How big is the problem of violence against women? The challenge of intersectional measurement at the global level

Presented by ANU College of Asia & the Pacific

Until the 1970s, there was very little research on violence against women and scant information on its frequency and distribution by race, class, age, and other social characteristics. It was generally understood as a problem of the poor, caused by drinking and "life style." As the social movement against rape and domestic violence developed in many parts of the world during the 1980s, statistics on the incidence of these problems were essential in order to show that this was a pervasive and significant problem. But the demand for numbers in order to justify activism has long confronted difficult problems of how to count violence against women. The challenges include what to consider violence, how to gather data, how to encourage women to talk about their experiences with violence, and how to persuade governments to invest resources in doing this research. Criminal justice data notoriously undercounts the problem, so that victimization surveys have become the optimum strategy.  

There are now efforts to construct surveys at the global level in order to assess the extent of the problem. Yet global efforts confront all the above problems as well as the need to understand variations by factors such as race, poverty, disability, urban/rural residence, and age. This requires disaggregating data on the basis of intersectional categories.  But what are the relevant categories and how much it will cost to add more? Moreover, the need to count incidents of violence against women contradicts the ability to understand these actions as deeply embedded in conceptions of kinship, marriage, gender, and violence as well as the trajectory of ongoing relationships. Instead, quantification means they are seen only as isolated incidents. 
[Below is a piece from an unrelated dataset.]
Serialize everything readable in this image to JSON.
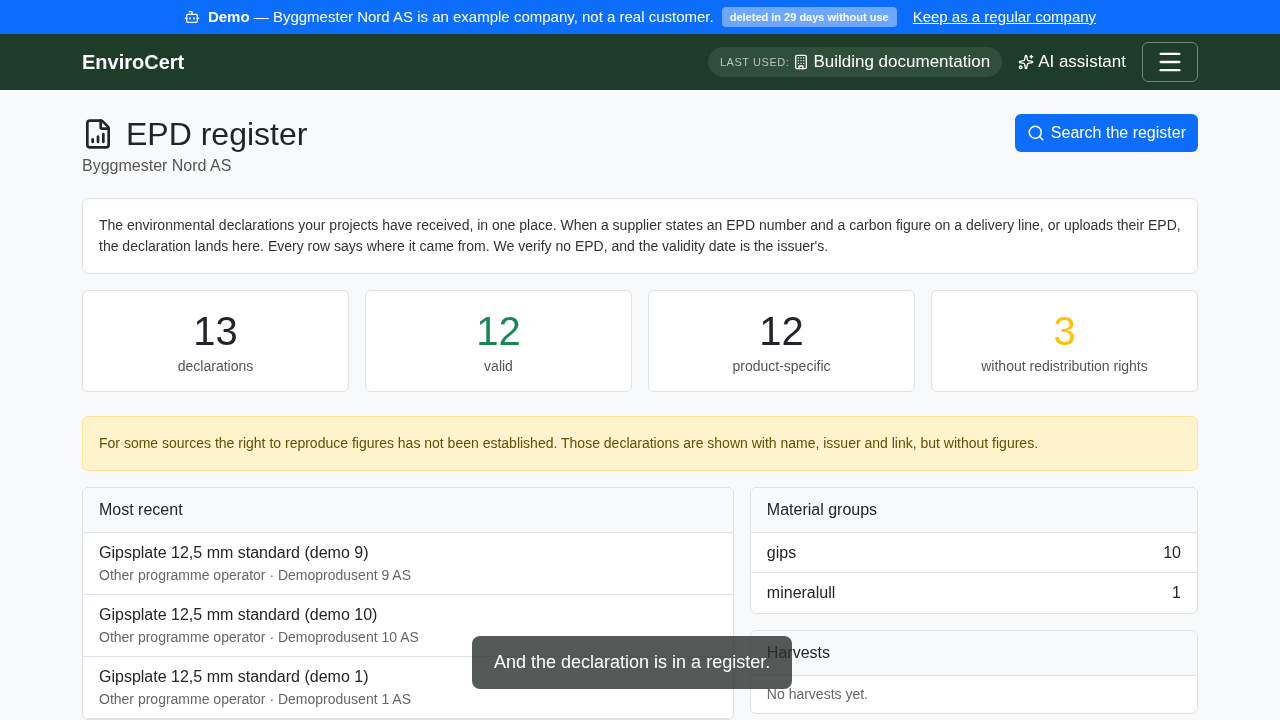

This talk explores these challenges and the efforts of the United Nations to come up with a set of indicators to measure violence against women globally. While the UN effort is fraught with difficulty and ultimately misses a great deal, it also is essential in order to support the global social movement against violence against women. 

About the speaker

Sally Engle Merry is Silver Professor of Anthropology at New York University. She is also a Faculty Director of the Center for Human Rights and Global Justice at the New York University School of Law, and past president of the American Ethnological Society. Her recent books include Colonizing Hawai'i (Princeton, 2000), Human Rights and Gender Violence (Chicago, 2006), Gender Violence: A Cultural Perspective (Blackwell, 2009) and The Practice of Human Rights, (co-edited with Mark Goodale; Cambridge, 2007). Her most recent book, The Seductions of Quantification: Measuring Human Rights, Gender Violence, and Sex Trafficking (Chicago: University of Chicago Press, 2016) examines indicators as a technology of knowledge used for human rights monitoring and global governance. She has co-edited two books on quantification, The Quiet Power of Indicators, with Kevin Davis and Benedict Kingsbury (Cambridge University Press, 2015) and A World of Indicators, with Richard Rottenburg, Song-Joon Park, and Johanna Mugler (Cambridge University Press 2015), 2015. She is the author or editor of sixteen books and special journal issues. She received the Hurst Prize for Colonizing Hawai'i in 2002, the Kalven Prize for scholarly contributions to sociolegal scholarship in 2007, and the J.I. Staley Prize for Human Rights and Gender Violence in 2010. In 2013 she received an honorary degree from McGill School of Law and was the focus of an Author Colloquium at the Center for Interdisciplinary Research (ZIF) at the University of Bielefeld, Germany. She was an Honorary Professor at Australian National University.